The Online Marketplace FAQ

When do I use PESTLE versus Porter's Five Forces?

PESTLE scans the broad macro-environment (forces no firm controls); Porter scans the micro-environment (the competitive arena a firm operates in). A prompt about 'macro forces' or 'the wider environment' wants PESTLE; one about 'the industry', 'competition' or 'setting up online' wants Porter.

What are Porter's Five Forces?

Competitive rivalry, threat of new entrants, threat of substitutes, bargaining power of buyers, and bargaining power of suppliers. Together they gauge how attractive (profitable) an industry is and where a brand's pressure points lie.

How does situation analysis connect to the rest of the plan?

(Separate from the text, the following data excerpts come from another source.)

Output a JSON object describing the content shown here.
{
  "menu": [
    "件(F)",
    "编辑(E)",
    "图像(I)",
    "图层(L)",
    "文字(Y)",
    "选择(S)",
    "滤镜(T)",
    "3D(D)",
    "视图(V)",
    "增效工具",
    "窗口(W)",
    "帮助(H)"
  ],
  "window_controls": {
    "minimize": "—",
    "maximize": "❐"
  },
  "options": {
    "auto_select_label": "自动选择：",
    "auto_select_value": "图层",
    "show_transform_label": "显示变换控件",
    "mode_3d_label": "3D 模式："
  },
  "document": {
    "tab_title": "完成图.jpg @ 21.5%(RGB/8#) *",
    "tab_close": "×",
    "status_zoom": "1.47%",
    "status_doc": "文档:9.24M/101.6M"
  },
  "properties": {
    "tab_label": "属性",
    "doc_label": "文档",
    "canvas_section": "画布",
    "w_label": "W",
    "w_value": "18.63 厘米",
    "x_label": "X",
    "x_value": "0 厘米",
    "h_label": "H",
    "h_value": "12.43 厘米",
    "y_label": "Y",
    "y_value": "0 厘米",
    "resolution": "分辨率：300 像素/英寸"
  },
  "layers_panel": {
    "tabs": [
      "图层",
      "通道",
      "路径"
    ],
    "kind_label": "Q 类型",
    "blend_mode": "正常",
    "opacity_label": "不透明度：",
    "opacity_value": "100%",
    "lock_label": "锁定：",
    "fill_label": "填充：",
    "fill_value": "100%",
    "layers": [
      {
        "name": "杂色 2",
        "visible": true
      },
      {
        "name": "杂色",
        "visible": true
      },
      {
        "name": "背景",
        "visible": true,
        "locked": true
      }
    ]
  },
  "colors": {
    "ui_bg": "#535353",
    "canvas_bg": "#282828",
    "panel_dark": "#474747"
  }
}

It is the first step: PESTLE and Porter populate the external half of a SWOT, which then sets up the strategy frameworks (STP, RACE). Skipping it produces a plan with no grounding in the actual marketplace.

Study strategy

Exam move

Drill PESTLE and Porter's Five Forces until you can deploy either on cue from the prompt's language. Practise applying each to an unseen brand with one concrete example per force, and always close by linking the scan to a SWOT. The decoder move is recognising which environment the prompt is asking about: macro → PESTLE, competitive/micro → Porter.